What Is the Time Constant and Potential Difference in This RC Circuit?

[letsgo]

Homework Statement

Consider the circuit below, where C₁=80mF, C₂=30mF, R=50ohms and E=5V.
At t=0, both capacitors are uncharged - so it's charging.

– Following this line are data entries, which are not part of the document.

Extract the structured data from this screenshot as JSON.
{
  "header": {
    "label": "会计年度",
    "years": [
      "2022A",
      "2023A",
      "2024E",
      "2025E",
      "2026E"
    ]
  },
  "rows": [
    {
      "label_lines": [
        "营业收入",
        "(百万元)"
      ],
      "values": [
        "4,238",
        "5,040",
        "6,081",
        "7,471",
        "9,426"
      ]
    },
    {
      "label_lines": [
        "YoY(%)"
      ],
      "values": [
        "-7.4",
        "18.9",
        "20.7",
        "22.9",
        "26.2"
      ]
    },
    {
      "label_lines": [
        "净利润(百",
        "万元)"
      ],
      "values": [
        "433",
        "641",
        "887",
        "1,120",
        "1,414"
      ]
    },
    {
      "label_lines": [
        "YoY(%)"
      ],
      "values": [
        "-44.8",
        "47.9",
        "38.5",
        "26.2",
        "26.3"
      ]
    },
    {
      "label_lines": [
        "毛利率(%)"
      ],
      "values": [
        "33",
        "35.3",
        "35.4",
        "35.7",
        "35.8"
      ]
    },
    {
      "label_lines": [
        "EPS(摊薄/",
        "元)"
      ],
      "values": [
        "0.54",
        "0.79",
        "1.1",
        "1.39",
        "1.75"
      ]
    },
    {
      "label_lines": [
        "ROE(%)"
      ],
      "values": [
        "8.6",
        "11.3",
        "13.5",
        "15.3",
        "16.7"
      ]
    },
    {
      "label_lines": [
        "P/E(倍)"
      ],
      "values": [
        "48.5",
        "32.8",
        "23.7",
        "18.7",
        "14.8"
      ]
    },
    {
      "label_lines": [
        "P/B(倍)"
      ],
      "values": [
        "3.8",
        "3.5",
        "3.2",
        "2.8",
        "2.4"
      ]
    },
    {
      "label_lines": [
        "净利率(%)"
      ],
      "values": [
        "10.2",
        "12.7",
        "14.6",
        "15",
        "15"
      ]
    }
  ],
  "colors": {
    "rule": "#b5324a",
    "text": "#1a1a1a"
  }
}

The circuit is in series, with E ---> C₁ ---> C₂ ---> R ---> (back to) E

a) Find the time constant.
b) The initial potential difference across R.
c) The current at t=3s.
d) The potential difference across C2, at t=3s.

Homework Equations

C=Q/V
V=IR
X=X_max(e^(-t/RC)) (where X is I, V or Q and is decreasing with time)
X=X_max(1 - e^(-t/RC)) (where X is I, V or Q and is increasing with time)

The Attempt at a Solution

Here are my answers, can someone check if I'm right?
a)
time constant = RC = (50 ohms)(21.8 mF) = 1.09 s
b)
V=5.0 ohms (same as E)
c)
V=RI -> 5V=(50 ohms)I -> I=0.1 A

I=I_max(e^-t/RC)
I=(0.1 A)[/SUB](e^(-3s/1.09s))
I=6.37x10^-3 A

d)
V_Ceq= V_max(1-e^-t/RC)
V_Ceq= (5 V)(1-e^-3s/1.09s)
V_Ceq= 4.68 V

V=C/Q -> 4.68V=30mF/Q -> Q=6.4x10^-3 C

 

[lewando]

τ(seconds) = resistance(ohms) * capacitance(Farads). Your result is a bit too big.

 

[lewando]

Nevermind,τ looks good.

 

[letsgo]

So are the other answers good to?

 

[lewando]

b) I know you meant V not ohms
c) good
d) looking for a voltage across C2, V_Ceq is right though.

 

[letsgo]

b) I know you meant V not ohms
c) good
d) looking for a voltage across C2, V_Ceq is right though.

Thanks. And OK, you're right, I fixed it.

V=Q/Ceq
4.68=Q/21.8mF
Q=1.02 C, which is the same across each capacitor since they're in series.

And can you please, since you seem to know what you're talking about when it comes to RC circuits, answer this question of mine as well?

https://www.physicsforums.com/showthread.php?t=648367

 

[lewando]

for d) you need to determine the voltage across C2. It is done the same way as if you were going a resistor divider.

On your other question, gneill is on it (and will advise you well).